LBA53 - ELIOS: A multicentre, molecular profiling study of patients (pts) with epidermal growth factor receptor-mutated (EGFRm) advanced NSCLC treated with first-line (1L) osimertinib

Background

Osimertinib – a 3^rd-generation EGFR-TKI – is the preferred 1L treatment for EGFRm advanced NSCLC; however, pts can eventually develop progressive disease (PD). ELIOS (NCT03239340) characterised resistance mechanisms to 1L osimertinib.
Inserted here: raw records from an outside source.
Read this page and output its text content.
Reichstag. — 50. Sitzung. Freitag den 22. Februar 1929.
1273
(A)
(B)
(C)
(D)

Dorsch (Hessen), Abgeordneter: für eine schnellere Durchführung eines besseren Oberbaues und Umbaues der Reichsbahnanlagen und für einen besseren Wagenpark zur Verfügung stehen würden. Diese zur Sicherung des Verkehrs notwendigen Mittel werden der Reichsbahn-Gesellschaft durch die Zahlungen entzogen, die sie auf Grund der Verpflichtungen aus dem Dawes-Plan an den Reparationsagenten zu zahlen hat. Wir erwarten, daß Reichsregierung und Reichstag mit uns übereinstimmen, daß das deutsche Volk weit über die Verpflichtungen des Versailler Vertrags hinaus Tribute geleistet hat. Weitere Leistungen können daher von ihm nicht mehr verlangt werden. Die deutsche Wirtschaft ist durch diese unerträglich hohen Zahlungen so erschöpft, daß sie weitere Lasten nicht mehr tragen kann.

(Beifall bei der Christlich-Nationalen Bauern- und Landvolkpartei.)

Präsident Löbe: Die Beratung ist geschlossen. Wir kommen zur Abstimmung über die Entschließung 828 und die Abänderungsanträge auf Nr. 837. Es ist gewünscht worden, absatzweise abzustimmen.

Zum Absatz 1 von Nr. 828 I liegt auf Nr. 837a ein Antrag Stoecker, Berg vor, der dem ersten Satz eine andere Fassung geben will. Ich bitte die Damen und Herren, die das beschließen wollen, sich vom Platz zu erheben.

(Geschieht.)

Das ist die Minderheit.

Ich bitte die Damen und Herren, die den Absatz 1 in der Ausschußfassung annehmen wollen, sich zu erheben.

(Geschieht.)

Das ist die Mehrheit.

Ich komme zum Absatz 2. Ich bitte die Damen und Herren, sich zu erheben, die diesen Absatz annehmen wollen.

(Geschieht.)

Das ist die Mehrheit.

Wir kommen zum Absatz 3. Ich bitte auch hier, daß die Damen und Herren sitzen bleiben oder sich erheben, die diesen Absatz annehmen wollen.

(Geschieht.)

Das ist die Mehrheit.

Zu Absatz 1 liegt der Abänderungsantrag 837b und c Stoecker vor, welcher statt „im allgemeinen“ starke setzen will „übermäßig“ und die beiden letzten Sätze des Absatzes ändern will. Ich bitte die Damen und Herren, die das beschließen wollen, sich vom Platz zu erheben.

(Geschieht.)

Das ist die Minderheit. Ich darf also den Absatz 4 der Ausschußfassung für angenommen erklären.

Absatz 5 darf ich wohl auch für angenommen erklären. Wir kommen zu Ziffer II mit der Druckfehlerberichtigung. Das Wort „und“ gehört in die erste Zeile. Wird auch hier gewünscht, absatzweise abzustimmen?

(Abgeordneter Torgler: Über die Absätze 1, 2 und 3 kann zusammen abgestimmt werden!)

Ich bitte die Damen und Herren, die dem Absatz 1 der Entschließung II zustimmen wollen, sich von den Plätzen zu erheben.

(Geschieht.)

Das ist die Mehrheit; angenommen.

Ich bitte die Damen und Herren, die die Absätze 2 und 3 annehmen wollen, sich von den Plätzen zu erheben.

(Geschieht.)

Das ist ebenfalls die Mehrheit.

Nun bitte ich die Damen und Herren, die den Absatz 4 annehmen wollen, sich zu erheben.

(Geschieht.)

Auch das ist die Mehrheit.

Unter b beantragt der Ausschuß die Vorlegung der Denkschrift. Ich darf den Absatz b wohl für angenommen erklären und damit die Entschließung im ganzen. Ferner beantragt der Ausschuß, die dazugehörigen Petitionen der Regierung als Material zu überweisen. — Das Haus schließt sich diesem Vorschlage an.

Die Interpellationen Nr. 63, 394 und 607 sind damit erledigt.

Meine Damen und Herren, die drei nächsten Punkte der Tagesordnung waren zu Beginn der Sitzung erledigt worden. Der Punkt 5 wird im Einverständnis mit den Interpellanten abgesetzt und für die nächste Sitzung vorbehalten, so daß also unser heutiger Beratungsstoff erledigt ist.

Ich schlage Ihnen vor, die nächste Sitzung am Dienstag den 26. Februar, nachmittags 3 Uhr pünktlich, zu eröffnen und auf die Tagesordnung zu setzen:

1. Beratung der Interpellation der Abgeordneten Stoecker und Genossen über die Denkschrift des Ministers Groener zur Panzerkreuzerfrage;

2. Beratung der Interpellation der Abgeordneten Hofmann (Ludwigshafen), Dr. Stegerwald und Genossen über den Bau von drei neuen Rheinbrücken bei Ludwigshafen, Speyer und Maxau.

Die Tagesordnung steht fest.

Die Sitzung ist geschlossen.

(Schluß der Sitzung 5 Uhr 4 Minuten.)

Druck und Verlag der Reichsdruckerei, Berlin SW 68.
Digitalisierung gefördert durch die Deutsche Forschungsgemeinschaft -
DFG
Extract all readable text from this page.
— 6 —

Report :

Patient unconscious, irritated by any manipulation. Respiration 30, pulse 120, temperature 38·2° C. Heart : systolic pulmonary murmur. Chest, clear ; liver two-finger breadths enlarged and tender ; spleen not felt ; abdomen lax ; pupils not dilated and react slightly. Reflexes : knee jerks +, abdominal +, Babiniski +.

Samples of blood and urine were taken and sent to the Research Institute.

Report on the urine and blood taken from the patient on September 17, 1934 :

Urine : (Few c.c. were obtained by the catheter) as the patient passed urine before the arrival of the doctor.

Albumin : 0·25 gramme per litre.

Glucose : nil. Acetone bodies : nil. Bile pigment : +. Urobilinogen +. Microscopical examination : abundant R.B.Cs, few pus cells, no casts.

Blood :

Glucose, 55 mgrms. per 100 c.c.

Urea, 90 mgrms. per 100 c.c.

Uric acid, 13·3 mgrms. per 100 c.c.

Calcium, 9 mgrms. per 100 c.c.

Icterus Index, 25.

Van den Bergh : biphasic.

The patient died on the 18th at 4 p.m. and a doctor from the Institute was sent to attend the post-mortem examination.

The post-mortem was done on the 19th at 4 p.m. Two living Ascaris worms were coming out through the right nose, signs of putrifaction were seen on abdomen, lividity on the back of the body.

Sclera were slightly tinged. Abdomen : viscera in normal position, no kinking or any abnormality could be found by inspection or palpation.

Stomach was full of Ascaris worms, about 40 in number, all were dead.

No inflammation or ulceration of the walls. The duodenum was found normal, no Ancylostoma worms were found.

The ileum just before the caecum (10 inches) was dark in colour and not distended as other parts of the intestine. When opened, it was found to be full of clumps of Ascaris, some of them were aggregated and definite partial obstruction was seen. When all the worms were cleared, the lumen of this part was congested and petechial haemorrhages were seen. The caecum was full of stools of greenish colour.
To our knowledge, this is the first prospective study with a primary objective comparing paired baseline and post-PD tumour tissue biopsies.

Methods

Pts with EGFR-TKI naïve advanced NSCLC with an EGFR-TKI-sensitising mutation received osimertinib 80 mg QD. Mandatory tumour biopsies were taken pre-treatment and post-PD; samples were analysed by next-generation sequencing. 1º endpoint: proportion of pts with a given tumour genetic and proteomic marker (including, but not limited to, EGFR mutations, HER2 and MET expression and/or amplification [amp]) at PD. 2º endpoints included investigator-assessed PFS (RECIST 1.1) and safety.

Results

154 pts were enrolled (full analysis set; FAS): median age 62 yrs (range 35–87), 77% Asian, Ex19Del/L858R/atypical EGFR mutations 55/38/7%. At data cutoff, 119 pts had PD (24 not progressed; 11 censored for other reasons); of these, 46 (39%) had evaluable paired biopsies. Median PFS (FAS) was 16.4 months (95% CI, 12.7, 20.3). AEs/SAEs occurred in 97/31% of pts. Key genetic alterations (Table) included acquired amp in MET (17%) and NKX2.1 (11%) and acquired EGFR C797S (15%). High frequency mutations at baseline (CDKN2A loss, EGFR amp, EGFR and TP53 mutations) did not differ significantly at PD.

Conclusions

Efficacy and safety of 1L osimertinib were consistent with FLAURA. MET amp was the main acquired resistance mechanism to osimertinib, consistent with previous data. NKX2.1 amp was identified as a potential new resistance marker. Paired biopsies were obtained in only 39% of pts, highlighting the challenges of obtaining post-PD tissue biopsies and the need for more comprehensive non-invasive testing methods. See table. Table: 000LBA53

*Defined as mutations detectable at PD that were not detectable at baseline (for an individual patient) Genetic alterations shown were selected based on high-frequency of detection and/or prior knowledge of involvement in osimertinib resistance.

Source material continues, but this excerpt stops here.